21st January 2008 Print
TD Waterhouse, the award winning online broker, has introduced another enhancement to its investment pricing following its recent introduction of zero fees on ISAs. With immediate effect, the annual administration fee on the TD Waterhouse Self Invested Personal Pensions (SIPPs) has been reduced, giving investors the potential to save up to £300 a year in fees.

The new fee will be charged bi-annually each June and December at 0.25% of the value of the TD Waterhouse SIPP, subject to a minimum of £40 (reduced from £50) and maximum of £100 (reduced from £250) during each charging period. This equates to a total annual fee of 0.5% of the fund (minimum £80 and maximum £200).

For example, in 2008 the fee will be applied based on the value of the fund on 2 June and 1 December with a maximum fee of £100 applied in each period. During the course of the year this could result in a total fee payable of up to £200 (reduced from £500) and a potential saving of up to £300 in fees. As an ongoing pricing change the new fees will remain indefinitely and apply to both new and existing investors.

In addition to this, TD Waterhouse is currently waiving the initial set up fee of £80 on new SIPPs until further notice, and because TD Waterhouse use Capita as the SIPP trustee, all fees are exempt from VAT, ensuring more of the investor’s money goes towards funding his or her retirement than paying for the fund itself.

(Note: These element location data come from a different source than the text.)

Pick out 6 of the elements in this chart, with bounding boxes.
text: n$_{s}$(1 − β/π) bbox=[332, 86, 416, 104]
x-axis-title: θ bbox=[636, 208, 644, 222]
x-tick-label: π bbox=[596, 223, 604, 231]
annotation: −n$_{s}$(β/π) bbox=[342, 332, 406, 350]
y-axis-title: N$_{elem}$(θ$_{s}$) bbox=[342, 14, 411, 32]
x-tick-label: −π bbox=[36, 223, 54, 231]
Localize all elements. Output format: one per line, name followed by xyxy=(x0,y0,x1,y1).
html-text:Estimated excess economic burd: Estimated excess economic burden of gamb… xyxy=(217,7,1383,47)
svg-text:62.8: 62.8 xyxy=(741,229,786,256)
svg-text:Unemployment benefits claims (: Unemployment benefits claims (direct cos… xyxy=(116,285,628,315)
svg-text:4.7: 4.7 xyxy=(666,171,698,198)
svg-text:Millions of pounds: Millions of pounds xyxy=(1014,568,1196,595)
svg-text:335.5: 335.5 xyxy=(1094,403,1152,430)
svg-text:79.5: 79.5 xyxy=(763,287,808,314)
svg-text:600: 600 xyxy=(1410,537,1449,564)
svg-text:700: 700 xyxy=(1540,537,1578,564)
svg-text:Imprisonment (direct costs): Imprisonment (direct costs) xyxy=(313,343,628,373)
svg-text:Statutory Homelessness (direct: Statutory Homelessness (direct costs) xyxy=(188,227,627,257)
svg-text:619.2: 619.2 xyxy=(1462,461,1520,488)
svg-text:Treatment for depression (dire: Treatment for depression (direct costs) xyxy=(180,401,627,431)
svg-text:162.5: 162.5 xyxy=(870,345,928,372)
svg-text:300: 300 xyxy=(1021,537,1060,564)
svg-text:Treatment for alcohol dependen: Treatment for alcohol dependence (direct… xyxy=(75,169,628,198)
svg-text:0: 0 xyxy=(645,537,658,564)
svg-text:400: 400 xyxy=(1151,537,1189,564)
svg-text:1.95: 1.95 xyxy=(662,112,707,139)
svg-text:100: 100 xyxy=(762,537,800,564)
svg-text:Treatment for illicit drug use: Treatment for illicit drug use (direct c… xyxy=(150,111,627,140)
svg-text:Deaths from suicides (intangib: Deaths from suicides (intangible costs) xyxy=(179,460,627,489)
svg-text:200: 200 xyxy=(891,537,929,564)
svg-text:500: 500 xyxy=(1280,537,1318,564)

Angus Rigby, Chief Executive Officer of TD Waterhouse UK comments,“SIPPs provide all the tax advantages of a traditional pension scheme and puts the investor in control of where, how and when their savings for retirement are invested. Investment options can include UK and International Equities, Gilts and Bonds, Investment Trusts, Unit Trusts and REITs - all of which are available through the TD Waterhouse SIPP.

“Although funds cannot be drawdown until the investor is 55, the freedom of choice and reduced administration costs available certainly make SIPPs a worthwhile investment choice to both novices and seasoned investors alike1. This is reflected in our new pricing structure and available indefinitely - not just as a one off offer.”

The new SIPP rates perfectly complement TD Waterhouse’s recent introduction of zero fees on ISAs and PEPs. Through these changes, any Trading ISA or PEP account held with TD Waterhouse that has a valuation of £3,600 or more is no longer charged an annual administration fee (ISAs valued up to £3,599.99 will pay a fee of £30 plus VAT). This also applies to ISAs and PEPs transferred in.

Rigby continues “According to our 2007 Investor Confidence index, ISAs are growing in popularity across the board, with 67% of British investors holding cash ISAs and 48% of investors holding stocks and shares ISAs. With our zero administration fee on ISAs and the forthcoming regulatory changes, now is the perfect time for customers to review their ISAs in order to get the best possible return from their investments.”

New regulatory changes for ISAs will come into effect from 6 April this year and a key part of these changes will affect PEPs, which will cease to exist after being around for 20 years as they automatically become Stocks and Shares ISAs. In addition, holders of Cash ISAs will be able to convert to Stocks and Shares ISAs to gain access to the highs and lows of the stock market.